Supported File Formats

To get started with document import, see Build a Document Vault.

Supported formats

Format	Extensions	Conversion method	Notes
PDF	`.pdf`	EdgeParse WASM	Structured Markdown extraction (no OCR for scanned PDFs)
Microsoft Word	`.docx`	Mammoth (DOCX → HTML → text)	Modern `.docx` only, not legacy `.doc`
Plain text	`.txt`	Direct read	UTF-8 assumed
HTML	`.html`, `.htm`	Turndown (HTML → Markdown)	Strips scripts, styles, and navigation
PowerPoint	`.pptx`	Text extraction from slides	Slide text only, no speaker notes or images
Excel	`.xls`, `.xlsx`	Cell text extraction	Text content from cells, not formulas
Markdown	`.md`	Direct read	Preserved as-is

Format detection — Daneel infers the format from the file extension.
Conversion — The CompositeConverter delegates to the appropriate converter (PdfConverter, DocxConverter, or HtmlDocumentConverter).
Text output — All formats are converted to plain text or Markdown.
Chunking — The text is split into overlapping chunks (default: 512 tokens, 64 token overlap).
Embedding — Each chunk is embedded using the active embedding model.
Deduplication — SHA-256 content hash prevents duplicate imports.

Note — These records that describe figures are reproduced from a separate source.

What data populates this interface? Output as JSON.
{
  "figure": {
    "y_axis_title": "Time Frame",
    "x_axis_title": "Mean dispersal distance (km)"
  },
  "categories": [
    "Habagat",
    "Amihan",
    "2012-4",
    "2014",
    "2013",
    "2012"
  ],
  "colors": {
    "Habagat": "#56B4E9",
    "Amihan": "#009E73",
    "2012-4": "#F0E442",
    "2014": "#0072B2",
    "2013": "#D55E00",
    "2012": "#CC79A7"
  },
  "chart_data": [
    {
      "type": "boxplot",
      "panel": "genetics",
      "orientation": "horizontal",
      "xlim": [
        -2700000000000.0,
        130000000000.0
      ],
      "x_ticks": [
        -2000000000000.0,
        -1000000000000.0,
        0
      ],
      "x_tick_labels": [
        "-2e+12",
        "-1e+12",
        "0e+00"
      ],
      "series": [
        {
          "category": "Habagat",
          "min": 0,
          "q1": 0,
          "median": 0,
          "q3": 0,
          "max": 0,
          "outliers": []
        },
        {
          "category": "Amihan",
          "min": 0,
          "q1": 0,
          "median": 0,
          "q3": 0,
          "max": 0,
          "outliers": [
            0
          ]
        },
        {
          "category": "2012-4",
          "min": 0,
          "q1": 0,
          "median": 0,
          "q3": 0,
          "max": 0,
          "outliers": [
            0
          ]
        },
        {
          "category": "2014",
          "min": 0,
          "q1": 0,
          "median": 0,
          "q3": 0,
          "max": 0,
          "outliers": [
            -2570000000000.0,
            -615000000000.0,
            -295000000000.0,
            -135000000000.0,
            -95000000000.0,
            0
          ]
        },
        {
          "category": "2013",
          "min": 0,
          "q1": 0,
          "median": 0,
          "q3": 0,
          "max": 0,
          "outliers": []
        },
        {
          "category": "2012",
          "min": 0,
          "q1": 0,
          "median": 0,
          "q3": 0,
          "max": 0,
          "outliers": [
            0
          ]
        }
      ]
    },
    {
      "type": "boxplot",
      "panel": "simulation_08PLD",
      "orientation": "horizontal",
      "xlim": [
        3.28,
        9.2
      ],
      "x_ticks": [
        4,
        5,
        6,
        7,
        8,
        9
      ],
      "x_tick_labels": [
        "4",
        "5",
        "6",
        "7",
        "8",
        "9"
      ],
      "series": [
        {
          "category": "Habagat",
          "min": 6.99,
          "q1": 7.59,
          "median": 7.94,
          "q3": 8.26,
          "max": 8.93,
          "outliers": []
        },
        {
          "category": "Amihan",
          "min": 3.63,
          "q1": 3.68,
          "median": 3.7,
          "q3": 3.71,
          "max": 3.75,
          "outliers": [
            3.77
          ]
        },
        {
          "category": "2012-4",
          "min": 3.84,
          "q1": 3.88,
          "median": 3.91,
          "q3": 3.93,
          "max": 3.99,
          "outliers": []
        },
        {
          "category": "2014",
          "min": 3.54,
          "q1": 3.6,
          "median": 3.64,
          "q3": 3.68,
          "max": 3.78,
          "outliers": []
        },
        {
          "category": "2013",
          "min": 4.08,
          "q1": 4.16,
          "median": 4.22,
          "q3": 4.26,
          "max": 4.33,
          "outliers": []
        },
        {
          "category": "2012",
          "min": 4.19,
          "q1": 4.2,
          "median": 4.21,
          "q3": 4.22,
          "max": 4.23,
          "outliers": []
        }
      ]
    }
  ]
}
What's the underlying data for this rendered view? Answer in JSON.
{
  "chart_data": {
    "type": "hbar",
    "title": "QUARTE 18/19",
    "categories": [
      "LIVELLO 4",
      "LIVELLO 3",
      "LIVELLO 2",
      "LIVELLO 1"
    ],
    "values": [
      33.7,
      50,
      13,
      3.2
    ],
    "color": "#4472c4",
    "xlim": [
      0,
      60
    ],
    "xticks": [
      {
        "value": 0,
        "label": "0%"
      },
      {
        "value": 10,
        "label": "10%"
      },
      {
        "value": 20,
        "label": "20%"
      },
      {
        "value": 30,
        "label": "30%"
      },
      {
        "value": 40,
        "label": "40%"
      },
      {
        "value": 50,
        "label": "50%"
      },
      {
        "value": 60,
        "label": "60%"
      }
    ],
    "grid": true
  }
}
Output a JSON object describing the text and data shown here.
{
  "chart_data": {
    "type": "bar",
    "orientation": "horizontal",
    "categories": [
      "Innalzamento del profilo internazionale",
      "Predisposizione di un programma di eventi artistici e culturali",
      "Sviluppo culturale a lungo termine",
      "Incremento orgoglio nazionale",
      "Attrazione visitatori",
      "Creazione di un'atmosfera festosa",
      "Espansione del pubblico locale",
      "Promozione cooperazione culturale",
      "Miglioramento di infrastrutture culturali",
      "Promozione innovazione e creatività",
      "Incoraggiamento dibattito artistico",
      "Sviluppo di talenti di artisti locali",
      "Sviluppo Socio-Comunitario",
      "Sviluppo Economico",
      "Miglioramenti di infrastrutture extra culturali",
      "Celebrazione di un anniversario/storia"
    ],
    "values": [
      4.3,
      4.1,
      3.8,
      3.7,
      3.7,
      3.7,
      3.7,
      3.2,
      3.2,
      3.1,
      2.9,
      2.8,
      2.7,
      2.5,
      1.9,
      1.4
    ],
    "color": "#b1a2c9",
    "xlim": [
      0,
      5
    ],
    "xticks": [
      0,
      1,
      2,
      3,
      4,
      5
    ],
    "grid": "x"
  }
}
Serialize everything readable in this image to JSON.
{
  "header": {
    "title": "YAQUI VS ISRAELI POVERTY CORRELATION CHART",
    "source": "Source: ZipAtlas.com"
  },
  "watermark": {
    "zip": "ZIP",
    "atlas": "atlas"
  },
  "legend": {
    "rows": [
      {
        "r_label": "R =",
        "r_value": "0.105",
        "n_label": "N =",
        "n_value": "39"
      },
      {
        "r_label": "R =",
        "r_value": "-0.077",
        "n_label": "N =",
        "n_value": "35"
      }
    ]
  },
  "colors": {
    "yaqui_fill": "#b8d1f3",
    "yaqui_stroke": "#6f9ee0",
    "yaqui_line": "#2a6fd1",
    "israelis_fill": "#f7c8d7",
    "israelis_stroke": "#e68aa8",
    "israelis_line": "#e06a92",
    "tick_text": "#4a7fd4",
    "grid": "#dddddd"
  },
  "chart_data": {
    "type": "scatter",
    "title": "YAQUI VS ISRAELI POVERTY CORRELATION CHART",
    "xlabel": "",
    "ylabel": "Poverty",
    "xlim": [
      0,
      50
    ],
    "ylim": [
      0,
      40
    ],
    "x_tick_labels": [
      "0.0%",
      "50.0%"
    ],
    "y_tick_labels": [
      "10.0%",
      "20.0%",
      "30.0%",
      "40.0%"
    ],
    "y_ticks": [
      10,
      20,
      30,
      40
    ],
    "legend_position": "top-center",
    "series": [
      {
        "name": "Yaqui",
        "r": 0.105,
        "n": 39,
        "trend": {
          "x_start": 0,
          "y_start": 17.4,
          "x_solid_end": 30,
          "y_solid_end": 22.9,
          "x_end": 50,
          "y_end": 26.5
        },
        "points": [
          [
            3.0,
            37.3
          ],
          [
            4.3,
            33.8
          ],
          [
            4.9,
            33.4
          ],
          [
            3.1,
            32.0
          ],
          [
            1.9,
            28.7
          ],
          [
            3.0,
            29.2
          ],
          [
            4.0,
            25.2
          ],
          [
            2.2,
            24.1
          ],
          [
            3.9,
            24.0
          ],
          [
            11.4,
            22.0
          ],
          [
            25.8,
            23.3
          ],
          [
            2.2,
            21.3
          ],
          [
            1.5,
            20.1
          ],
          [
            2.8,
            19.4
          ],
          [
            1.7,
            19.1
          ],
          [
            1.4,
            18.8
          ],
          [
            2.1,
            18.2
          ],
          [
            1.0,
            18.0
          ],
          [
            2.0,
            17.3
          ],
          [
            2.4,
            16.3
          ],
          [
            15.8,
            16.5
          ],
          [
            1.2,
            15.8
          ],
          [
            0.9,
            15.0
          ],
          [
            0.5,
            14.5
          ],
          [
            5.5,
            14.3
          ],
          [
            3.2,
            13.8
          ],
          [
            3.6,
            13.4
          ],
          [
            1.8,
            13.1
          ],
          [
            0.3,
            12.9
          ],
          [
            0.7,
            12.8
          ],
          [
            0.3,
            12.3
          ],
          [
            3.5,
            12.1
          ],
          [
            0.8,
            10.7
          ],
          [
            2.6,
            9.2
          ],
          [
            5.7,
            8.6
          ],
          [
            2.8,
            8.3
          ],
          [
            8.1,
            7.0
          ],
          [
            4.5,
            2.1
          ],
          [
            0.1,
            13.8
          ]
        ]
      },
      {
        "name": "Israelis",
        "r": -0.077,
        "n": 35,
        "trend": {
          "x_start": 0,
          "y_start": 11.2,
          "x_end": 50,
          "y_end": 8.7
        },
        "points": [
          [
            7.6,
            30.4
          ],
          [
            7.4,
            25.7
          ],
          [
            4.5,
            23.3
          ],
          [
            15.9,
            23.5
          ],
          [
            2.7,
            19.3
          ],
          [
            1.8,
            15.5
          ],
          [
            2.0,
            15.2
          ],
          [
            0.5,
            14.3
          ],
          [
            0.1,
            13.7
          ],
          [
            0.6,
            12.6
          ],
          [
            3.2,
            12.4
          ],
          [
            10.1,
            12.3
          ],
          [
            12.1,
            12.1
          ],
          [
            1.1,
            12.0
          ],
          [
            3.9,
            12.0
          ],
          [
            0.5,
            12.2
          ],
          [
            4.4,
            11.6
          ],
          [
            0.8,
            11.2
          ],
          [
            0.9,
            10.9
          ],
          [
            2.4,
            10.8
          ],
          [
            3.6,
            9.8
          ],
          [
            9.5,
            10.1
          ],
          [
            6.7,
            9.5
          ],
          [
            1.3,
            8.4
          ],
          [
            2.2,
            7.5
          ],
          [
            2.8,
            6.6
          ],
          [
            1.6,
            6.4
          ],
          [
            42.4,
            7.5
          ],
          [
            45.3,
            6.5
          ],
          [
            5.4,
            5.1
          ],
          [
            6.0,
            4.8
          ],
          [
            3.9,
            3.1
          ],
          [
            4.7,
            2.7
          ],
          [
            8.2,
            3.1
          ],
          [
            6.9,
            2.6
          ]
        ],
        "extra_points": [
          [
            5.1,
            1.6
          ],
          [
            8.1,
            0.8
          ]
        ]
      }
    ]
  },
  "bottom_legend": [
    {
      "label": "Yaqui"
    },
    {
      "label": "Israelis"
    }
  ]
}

For web pages (Page Chat and Site Search modes), Daneel uses a three-strategy extraction pipeline:

Readability.js — Mozilla’s reader-mode extractor. Best for articles and blog posts.
CSS cascade + Turndown — Selects the main content area via CSS heuristics, converts to Markdown. Used when Readability fails.
Plain-text fallback — Strips all HTML and returns raw text. Last resort.